La note du ministre des Affaires Etrangères, Nasser Bourita, est concise. S’y alignent l’objet, succinct: «Suspension de tout contact avec l’Ambassade d’Allemagne au Maroc» ; et 3 paragraphes.

Le 1er où l’on peut lire: «En raison des malentendus profonds avec la République Fédérale d’Allemagne au sujet des questions fondamentales du Royaume du Maroc, les départements ministériels et l’ensemble des organismes qui relèvent de leurs tutelles, sont priés de bien vouloir suspendre tout contact, interaction, ou action de coopération, en aucun cas ou sous aucune forme, aussi bien avec l’Ambassade d’Allemagne au Maroc qu’avec les organismes de coopération et les fondations politiques allemandes qui lui sont liés».

Le second qui met en garde: «Toute dérogation à cette suspension, ne pourra se faire que sur la base d’un accord préalable explicite du ministère des Affaires étrangères».

Et le 3ème qui informe: «le ministère des Affaires étrangères a, également, pris la décision de suspendre tout contact ou démarche avec l’Ambassade d’Allemagne au Maroc».

Aussi bien dans le fond que dans la forme, la démarche est inédite.
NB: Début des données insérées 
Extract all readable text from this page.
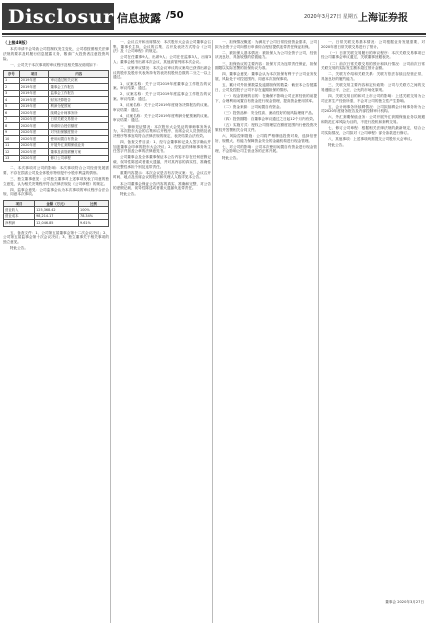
Disclosure
信息披露 /50	2020年3月27日 星期五 上海证券报
（上接49版）

本次申请不会导致公司控制权发生变化，公司将按照相关法律法规的要求及时履行信息披露义务，敬请广大投资者注意投资风险。

一、公司关于本次事项的审议程序及相关情况说明如下：

序号	项目	内容
1	2019年度	审议通过相关议案
2	2019年度	董事会工作报告
3	2019年度	监事会工作报告
4	2019年度	财务决算报告
5	2019年度	利润分配预案
6	2020年度	续聘会计师事务所
7	2020年度	日常关联交易预计
8	2020年度	申请综合授信额度
9	2020年度	对外担保额度预计
10	2020年度	使用闲置自有资金
11	2020年度	开展外汇套期保值业务
12	2020年度	董事及高管薪酬方案
13	2020年度	修订公司章程

二、本次事项对公司的影响：本次事项符合公司经营发展需要，不存在损害公司及全体股东特别是中小股东利益的情形。

三、独立董事意见：公司独立董事对上述事项发表了同意的独立意见，认为相关决策程序符合法律法规及《公司章程》的规定。

四、监事会意见：公司监事会认为本次事项的审议程序合法合规，同意本次事项。

项目	金额（万元）	比例
营业收入	125,368.42	100%
营业成本	98,214.17	78.34%
净利润	12,046.85	9.61%

五、备查文件：1、公司第五届董事会第十二次会议决议；2、公司第五届监事会第十次会议决议；3、独立董事关于相关事项的独立意见。

特此公告。

一、会议召开和出席情况：本次股东大会由公司董事会召集，董事长主持，会议的召集、召开及表决方式符合《公司法》及《公司章程》的规定。

公司在任董事9人，出席9人；公司在任监事3人，出席3人；董事会秘书出席本次会议，其他高管列席本次会议。

二、议案审议情况：本次会议审议的议案均已获得出席会议的股东及股东代表所持有效表决权股份总数的二分之一以上通过。

1、议案名称：关于公司2019年度董事会工作报告的议案。审议结果：通过。

2、议案名称：关于公司2019年度监事会工作报告的议案。审议结果：通过。

3、议案名称：关于公司2019年度财务决算报告的议案。审议结果：通过。

4、议案名称：关于公司2019年度利润分配预案的议案。审议结果：通过。

三、律师见证情况：本次股东大会见证的律师事务所认为，本次股东大会的召集和召开程序、出席会议人员资格及表决程序等事宜均符合法律法规的规定，表决结果合法有效。

四、备查文件目录：1、经与会董事和记录人签字确认并加盖董事会印章的股东大会决议；2、经见证的律师事务所主任签字并加盖公章的法律意见书。

公司董事会及全体董事保证本公告内容不存在任何虚假记载、误导性陈述或者重大遗漏，并对其内容的真实性、准确性和完整性承担个别及连带责任。

重要内容提示：本次会议是否有否决议案：无。会议召开时间、地点及出席会议的股东和代理人人数详见本公告。

本公司董事会保证公告内容的真实、准确和完整，对公告的虚假记载、误导性陈述或者重大遗漏负连带责任。

特此公告。

一、担保情况概述：为满足子公司日常经营资金需求，公司拟为全资子公司向银行申请综合授信提供连带责任保证担保。

二、被担保人基本情况：被担保人为公司全资子公司，经营状况良好，具备较强的偿债能力。

三、担保协议的主要内容：担保方式为连带责任保证，担保期限以实际签署的担保协议为准。

四、董事会意见：董事会认为本次担保有利于子公司业务发展，风险处于可控范围内，同意本次担保事项。

五、累计对外担保数量及逾期担保的数量：截至本公告披露日，公司及控股子公司不存在逾期担保的情形。

（一）现金管理的目的：在确保不影响公司正常经营的前提下，合理利用闲置自有资金进行现金管理，提高资金使用效率。

（二）资金来源：公司闲置自有资金。

（三）投资品种：安全性高、流动性好的低风险理财产品。

（四）投资期限：自董事会审议通过之日起12个月内有效。

（五）实施方式：授权公司管理层在额度范围内行使投资决策权并签署相关合同文件。

六、风险控制措施：公司将严格筛选投资对象，选择信誉好、规模大、有能力保障资金安全的金融机构进行现金管理。

七、对公司的影响：公司本次使用闲置自有资金进行现金管理，不会影响公司主营业务的正常开展。

特此公告。

一、日常关联交易基本情况：公司根据业务发展需要，对2020年度日常关联交易进行了预计。

（一）日常关联交易履行的审议程序：本次关联交易事项已经公司董事会审议通过，关联董事回避表决。

（二）前次日常关联交易的预计和执行情况：公司前次日常关联交易的实际发生额未超过预计金额。

二、关联方介绍和关联关系：关联方依法存续且经营正常，具备良好的履约能力。

三、关联交易主要内容和定价政策：公司与关联方之间的交易遵循公平、公正、公允的市场化原则。

四、关联交易目的和对上市公司的影响：上述关联交易为公司正常生产经营所需，不会对公司的独立性产生影响。

五、会计师事务所续聘情况：公司拟续聘会计师事务所为公司2020年度财务报告及内部控制审计机构。

六、外汇套期保值业务：公司开展外汇套期保值业务以规避和防范汇率风险为目的，不进行投机和套利交易。

七、修订公司章程：根据相关法律法规的最新规定，结合公司实际情况，公司拟对《公司章程》部分条款进行修订。

八、其他事项：上述事项尚需提交公司股东大会审议。

特此公告。

董事会 2020年3月27日
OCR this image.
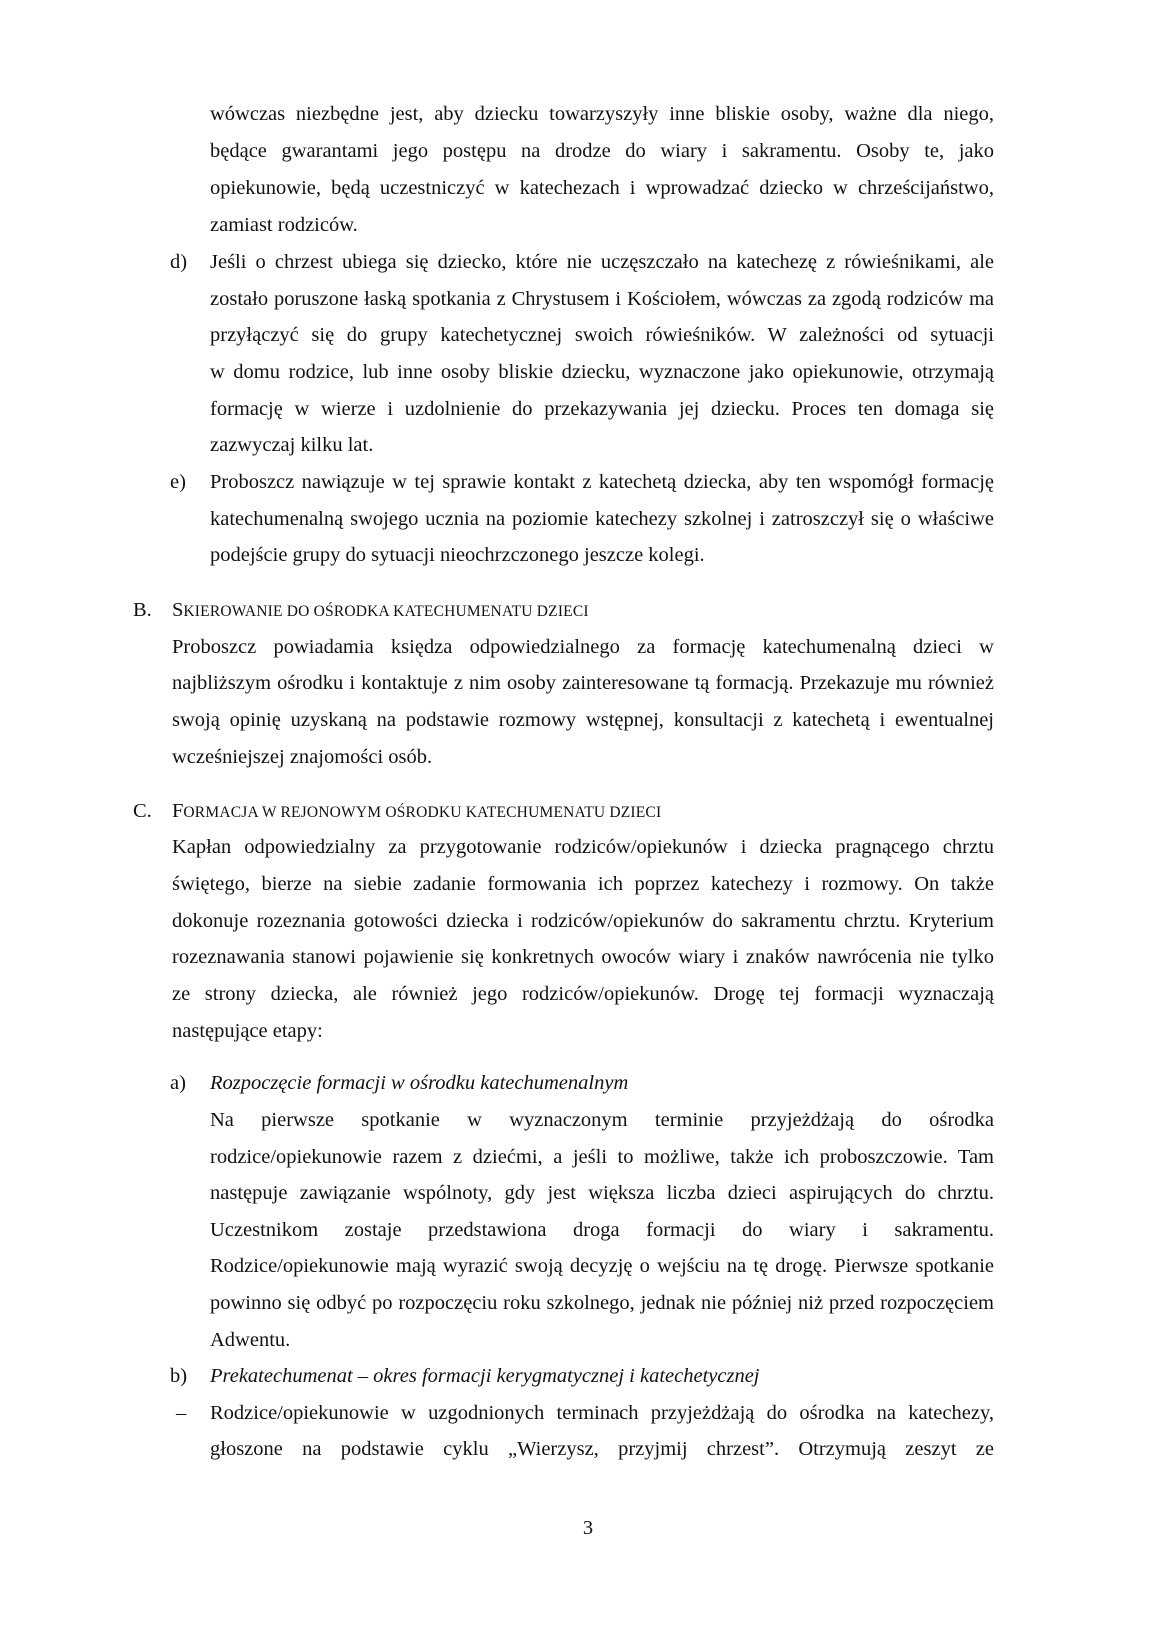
wówczas niezbędne jest, aby dziecku towarzyszyły inne bliskie osoby, ważne dla niego,
będące gwarantami jego postępu na drodze do wiary i sakramentu. Osoby te, jako
opiekunowie, będą uczestniczyć w katechezach i wprowadzać dziecko w chrześcijaństwo,
zamiast rodziców.
d) Jeśli o chrzest ubiega się dziecko, które nie uczęszczało na katechezę z rówieśnikami, ale
zostało poruszone łaską spotkania z Chrystusem i Kościołem, wówczas za zgodą rodziców ma
przyłączyć się do grupy katechetycznej swoich rówieśników. W zależności od sytuacji
w domu rodzice, lub inne osoby bliskie dziecku, wyznaczone jako opiekunowie, otrzymają
formację w wierze i uzdolnienie do przekazywania jej dziecku. Proces ten domaga się
zazwyczaj kilku lat.
e) Proboszcz nawiązuje w tej sprawie kontakt z katechetą dziecka, aby ten wspomógł formację
katechumenalną swojego ucznia na poziomie katechezy szkolnej i zatroszczył się o właściwe
podejście grupy do sytuacji nieochrzczonego jeszcze kolegi.
B. SKIEROWANIE DO OŚRODKA KATECHUMENATU DZIECI
Proboszcz powiadamia księdza odpowiedzialnego za formację katechumenalną dzieci w
najbliższym ośrodku i kontaktuje z nim osoby zainteresowane tą formacją. Przekazuje mu również
swoją opinię uzyskaną na podstawie rozmowy wstępnej, konsultacji z katechetą i ewentualnej
wcześniejszej znajomości osób.
C. FORMACJA W REJONOWYM OŚRODKU KATECHUMENATU DZIECI
Kapłan odpowiedzialny za przygotowanie rodziców/opiekunów i dziecka pragnącego chrztu
świętego, bierze na siebie zadanie formowania ich poprzez katechezy i rozmowy. On także
dokonuje rozeznania gotowości dziecka i rodziców/opiekunów do sakramentu chrztu. Kryterium
rozeznawania stanowi pojawienie się konkretnych owoców wiary i znaków nawrócenia nie tylko
ze strony dziecka, ale również jego rodziców/opiekunów. Drogę tej formacji wyznaczają
następujące etapy:
a) Rozpoczęcie formacji w ośrodku katechumenalnym
Na pierwsze spotkanie w wyznaczonym terminie przyjeżdżają do ośrodka
rodzice/opiekunowie razem z dziećmi, a jeśli to możliwe, także ich proboszczowie. Tam
następuje zawiązanie wspólnoty, gdy jest większa liczba dzieci aspirujących do chrztu.
Uczestnikom zostaje przedstawiona droga formacji do wiary i sakramentu.
Rodzice/opiekunowie mają wyrazić swoją decyzję o wejściu na tę drogę. Pierwsze spotkanie
powinno się odbyć po rozpoczęciu roku szkolnego, jednak nie później niż przed rozpoczęciem
Adwentu.
b) Prekatechumenat – okres formacji kerygmatycznej i katechetycznej
– Rodzice/opiekunowie w uzgodnionych terminach przyjeżdżają do ośrodka na katechezy,
głoszone na podstawie cyklu „Wierzysz, przyjmij chrzest”. Otrzymują zeszyt ze
3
Au point que la plupart de ceux qui ont pris connaissance du document, bien que portant en-tête du ministère, numéro de courrier, cachet et signature, ont d’abord cru à un faux.
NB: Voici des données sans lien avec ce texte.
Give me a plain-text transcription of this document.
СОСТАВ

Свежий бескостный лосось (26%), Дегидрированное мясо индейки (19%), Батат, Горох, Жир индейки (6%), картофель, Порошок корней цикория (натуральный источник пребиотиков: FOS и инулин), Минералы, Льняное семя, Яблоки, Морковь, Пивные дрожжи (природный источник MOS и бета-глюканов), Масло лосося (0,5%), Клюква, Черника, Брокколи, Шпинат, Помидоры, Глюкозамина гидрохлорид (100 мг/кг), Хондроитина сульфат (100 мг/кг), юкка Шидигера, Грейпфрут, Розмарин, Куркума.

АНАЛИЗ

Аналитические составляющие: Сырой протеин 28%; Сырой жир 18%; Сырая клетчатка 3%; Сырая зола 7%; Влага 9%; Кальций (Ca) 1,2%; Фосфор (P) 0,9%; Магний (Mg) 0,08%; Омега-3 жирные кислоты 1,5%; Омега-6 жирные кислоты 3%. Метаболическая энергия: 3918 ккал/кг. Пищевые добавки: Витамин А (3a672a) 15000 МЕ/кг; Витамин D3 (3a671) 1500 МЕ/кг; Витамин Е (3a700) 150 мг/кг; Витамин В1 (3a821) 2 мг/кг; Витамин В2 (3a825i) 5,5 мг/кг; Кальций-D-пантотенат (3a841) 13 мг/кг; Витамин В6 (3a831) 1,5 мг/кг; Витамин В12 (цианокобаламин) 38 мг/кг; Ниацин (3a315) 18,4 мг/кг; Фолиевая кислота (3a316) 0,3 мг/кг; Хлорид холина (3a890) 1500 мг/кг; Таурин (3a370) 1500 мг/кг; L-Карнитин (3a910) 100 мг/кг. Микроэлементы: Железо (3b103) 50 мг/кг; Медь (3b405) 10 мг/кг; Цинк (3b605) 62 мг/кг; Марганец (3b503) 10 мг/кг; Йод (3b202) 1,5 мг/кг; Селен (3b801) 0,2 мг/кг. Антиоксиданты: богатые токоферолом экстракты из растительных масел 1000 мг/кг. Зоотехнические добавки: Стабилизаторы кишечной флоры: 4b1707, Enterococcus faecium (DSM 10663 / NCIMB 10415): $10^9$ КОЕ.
Le document était pourtant authentique et tout, dans cette démarche, a une signification. C’est ce que nous explique une source proche du dossier, approchée par nos soins. 

Concernant la forme…

Comment comprendre tout d’abord cette approche diplomatique ? Ce n’est pas sans raison que la note est partie du département en charge de la diplomatie. S’il a été demandé à l’ensemble des départements ministériels de suspendre tout contact avec l’ambassade d’Allemagne, comme le fera le ministère des Affaires Etrangères, lui-même, c’est pour rappeler et souligner un principe élémentaire, en vigueur dans tous les pays: les relations entre deux Etats sont un tout. Il y a une cohérence qui s’impose, de part et d’autre, dans ces relations. Et, sachant qu’en amont, c’est au niveau diplomatique que s’établissent les relations entre États, «il est logique qu’ensuite, les grandes décisions soient arrêtées au niveau diplomatique». Notre source développe: «Nous avons des malentendus avec nos amis allemands sur des questions fondamentales. Ils ne peuvent pas, ici, avoir de bonnes relations avec le Maroc et là, multiplier les malentendus avec le Maroc. Les relations avec un pays ne se fonctionnent pas à la carte».
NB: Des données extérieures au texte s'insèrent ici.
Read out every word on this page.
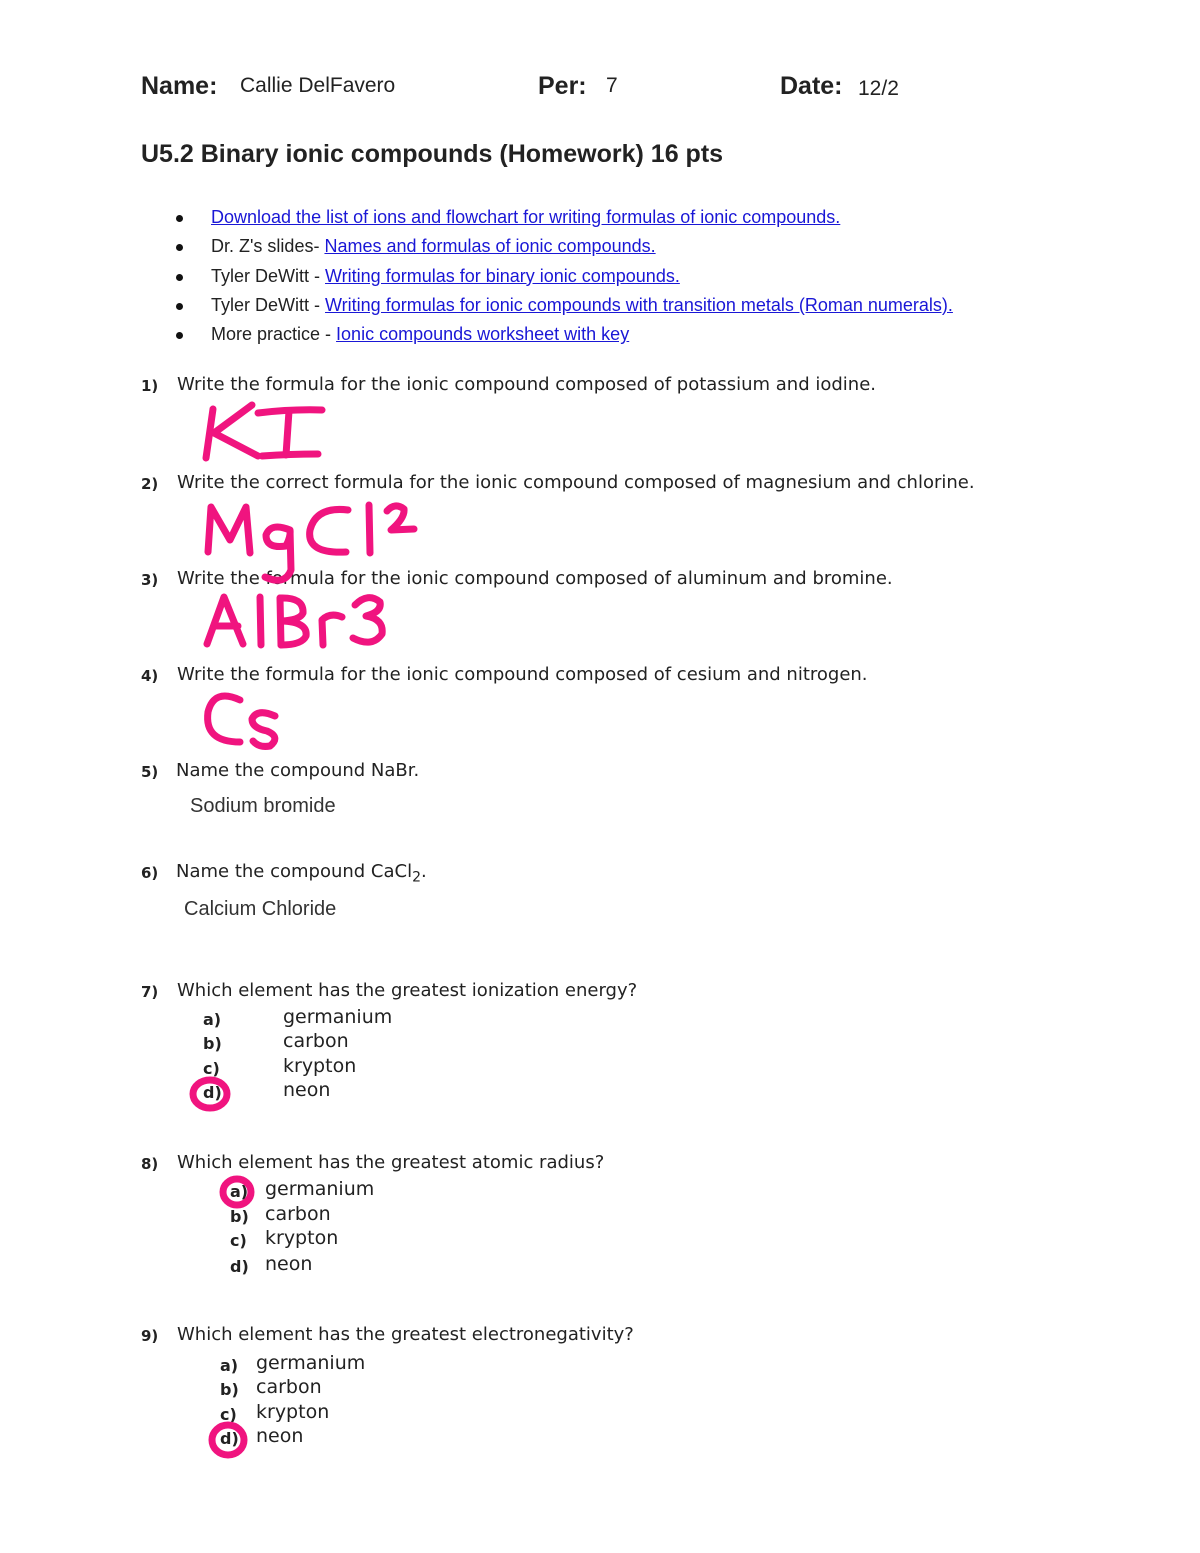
Name: Callie DelFavero	Per: 7	Date: 12/2
U5.2 Binary ionic compounds (Homework) 16 pts
Download the list of ions and flowchart for writing formulas of ionic compounds.
Dr. Z's slides- Names and formulas of ionic compounds.
Tyler DeWitt - Writing formulas for binary ionic compounds.
Tyler DeWitt - Writing formulas for ionic compounds with transition metals (Roman numerals).
More practice - Ionic compounds worksheet with key
1) Write the formula for the ionic compound composed of potassium and iodine.
2) Write the correct formula for the ionic compound composed of magnesium and chlorine.
3) Write the formula for the ionic compound composed of aluminum and bromine.
4) Write the formula for the ionic compound composed of cesium and nitrogen.
5) Name the compound NaBr.
Sodium bromide
6) Name the compound CaCl$_2$.
Calcium Chloride
7) Which element has the greatest ionization energy?
a)	germanium
b)	carbon
c)	krypton
d)	neon
8) Which element has the greatest atomic radius?
a) germanium
b) carbon
c) krypton
d) neon
9) Which element has the greatest electronegativity?
a) germanium
b) carbon
c) krypton
d) neon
C’est donc par le ministère des Affaires Etrangères que tout ce qui concerne les relations avec l’Allemagne passera ? A cette question, notre source répond «oui».

Cela explique la teneur du 2ème paragraphe de la note, qui précise que toute dérogation à la suspension «ne pourra se faire que sur la base d’un accord préalable explicite du ministère des Affaires étrangères».

Pour autant, la «Suspension de tout contact avec l’Ambassade d’Allemagne au Maroc» et avec «les organismes de coopération et les fondations politiques allemandes qui lui sont liés», ne signifie pas rupture des relations diplomatiques avec la République Fédérale d’Allemagne.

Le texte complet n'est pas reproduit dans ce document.